Joshi war der erste Schritt in einem Projekt, das sich in ihr formte, ein Projekt, das sie um jeden Preis durchsetzen wollte: die Errichtung ihrer eigenen unabhängigen kleinen Welt.

Er war bei weitem nicht so intelligent wie sie. Das soll nicht heißen, daß er dumm oder zurückgeblieben war, nur eben durchschnittlich. Sie brachte ihm die Konföderations-Sprache bei, in der sie immer noch dachte, die Ambreza- und die Glathriel-Sprache, die nicht mehr gesprochen, von den Ambreza aber in Vorkriegsbüchern aufbewahrt wurde.

Ihre Beziehung war eine seltsame, jedoch enge; sie war ihm gleichzeitig Ehefrau und Mutter, er ihr Mann und Sohn.
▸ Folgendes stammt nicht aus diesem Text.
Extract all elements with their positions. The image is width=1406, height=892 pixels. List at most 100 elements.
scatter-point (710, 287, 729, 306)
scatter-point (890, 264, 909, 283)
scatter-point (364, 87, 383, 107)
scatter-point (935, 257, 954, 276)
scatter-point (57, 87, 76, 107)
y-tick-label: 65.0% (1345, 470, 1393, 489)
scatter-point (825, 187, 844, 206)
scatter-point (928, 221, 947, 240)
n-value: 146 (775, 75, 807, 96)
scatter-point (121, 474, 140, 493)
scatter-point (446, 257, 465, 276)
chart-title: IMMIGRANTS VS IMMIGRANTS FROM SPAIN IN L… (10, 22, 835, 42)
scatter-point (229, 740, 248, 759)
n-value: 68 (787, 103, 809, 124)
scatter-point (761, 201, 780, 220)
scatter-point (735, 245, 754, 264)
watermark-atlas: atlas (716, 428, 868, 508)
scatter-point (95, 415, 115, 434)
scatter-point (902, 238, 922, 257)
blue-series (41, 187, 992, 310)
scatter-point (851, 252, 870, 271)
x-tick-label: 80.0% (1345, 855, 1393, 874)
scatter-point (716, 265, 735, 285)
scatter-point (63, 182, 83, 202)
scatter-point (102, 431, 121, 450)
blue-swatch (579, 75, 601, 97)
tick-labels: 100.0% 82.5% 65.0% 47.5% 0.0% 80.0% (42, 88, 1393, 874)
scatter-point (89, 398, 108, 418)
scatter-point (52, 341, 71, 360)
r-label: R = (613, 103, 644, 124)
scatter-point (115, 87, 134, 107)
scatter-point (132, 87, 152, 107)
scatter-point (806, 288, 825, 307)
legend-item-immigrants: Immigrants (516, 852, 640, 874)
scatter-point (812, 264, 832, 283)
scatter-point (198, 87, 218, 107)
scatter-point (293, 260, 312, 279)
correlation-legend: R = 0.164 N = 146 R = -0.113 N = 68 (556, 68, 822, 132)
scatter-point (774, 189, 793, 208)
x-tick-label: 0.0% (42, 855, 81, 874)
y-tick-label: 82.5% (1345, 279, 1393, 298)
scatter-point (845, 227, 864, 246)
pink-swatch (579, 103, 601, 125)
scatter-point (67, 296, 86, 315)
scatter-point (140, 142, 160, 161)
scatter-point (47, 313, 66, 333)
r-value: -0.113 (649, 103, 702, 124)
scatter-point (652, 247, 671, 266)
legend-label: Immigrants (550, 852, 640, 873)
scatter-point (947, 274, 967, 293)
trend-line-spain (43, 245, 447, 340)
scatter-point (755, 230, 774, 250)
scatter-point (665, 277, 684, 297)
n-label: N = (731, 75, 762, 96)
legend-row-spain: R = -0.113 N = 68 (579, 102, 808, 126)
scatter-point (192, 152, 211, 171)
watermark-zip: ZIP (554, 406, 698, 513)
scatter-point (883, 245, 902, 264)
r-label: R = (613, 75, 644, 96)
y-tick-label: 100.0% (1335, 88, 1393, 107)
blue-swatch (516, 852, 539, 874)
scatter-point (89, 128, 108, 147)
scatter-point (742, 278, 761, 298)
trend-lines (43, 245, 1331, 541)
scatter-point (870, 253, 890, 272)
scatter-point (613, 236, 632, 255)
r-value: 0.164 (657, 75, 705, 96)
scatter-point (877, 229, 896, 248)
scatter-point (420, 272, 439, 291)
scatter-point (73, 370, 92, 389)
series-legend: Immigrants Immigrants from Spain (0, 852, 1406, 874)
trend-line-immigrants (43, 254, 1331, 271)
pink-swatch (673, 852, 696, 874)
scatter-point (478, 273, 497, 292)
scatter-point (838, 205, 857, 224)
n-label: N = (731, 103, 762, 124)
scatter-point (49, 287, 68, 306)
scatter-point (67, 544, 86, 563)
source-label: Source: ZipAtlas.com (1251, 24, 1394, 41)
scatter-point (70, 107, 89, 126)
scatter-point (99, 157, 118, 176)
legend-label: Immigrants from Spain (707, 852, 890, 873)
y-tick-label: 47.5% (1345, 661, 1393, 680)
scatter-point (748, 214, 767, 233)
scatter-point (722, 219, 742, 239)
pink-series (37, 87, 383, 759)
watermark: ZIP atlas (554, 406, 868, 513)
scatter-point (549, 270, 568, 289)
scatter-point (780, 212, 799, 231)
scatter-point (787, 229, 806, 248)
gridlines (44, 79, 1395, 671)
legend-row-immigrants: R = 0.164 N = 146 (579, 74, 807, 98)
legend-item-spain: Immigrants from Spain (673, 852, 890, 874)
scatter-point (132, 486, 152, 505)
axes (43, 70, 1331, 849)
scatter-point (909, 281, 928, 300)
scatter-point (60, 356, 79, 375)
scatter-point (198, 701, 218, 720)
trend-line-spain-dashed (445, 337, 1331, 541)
Die Ambreza, die ab und zu überprüften, was sie trieb, waren der Meinung, daß sie die dominierende Rolle spielen, daß sie sich ein wenig überlegen fühlen mußte.

* * *

Joshi regte sich hinter ihr. Es wurde dunkel, die Zeit für beide, aktiv zu werden, wie sich das seit langem eingespielt hatte. Der hilflose Zehnjährige war gewachsen und herangereift; er war größer als sie und nahezu kohlschwarz, wenngleich man überall die rötlichen Narben seiner Verbrennungen sah.

Er kam auf sie zu. Bei der Verwandlung war man mit Vorsicht zu Werke gegangen; wurde man dem Stein der Olbornier zu lange ausgesetzt, so verwandelte man sich ganz in ein fügsames Maultier.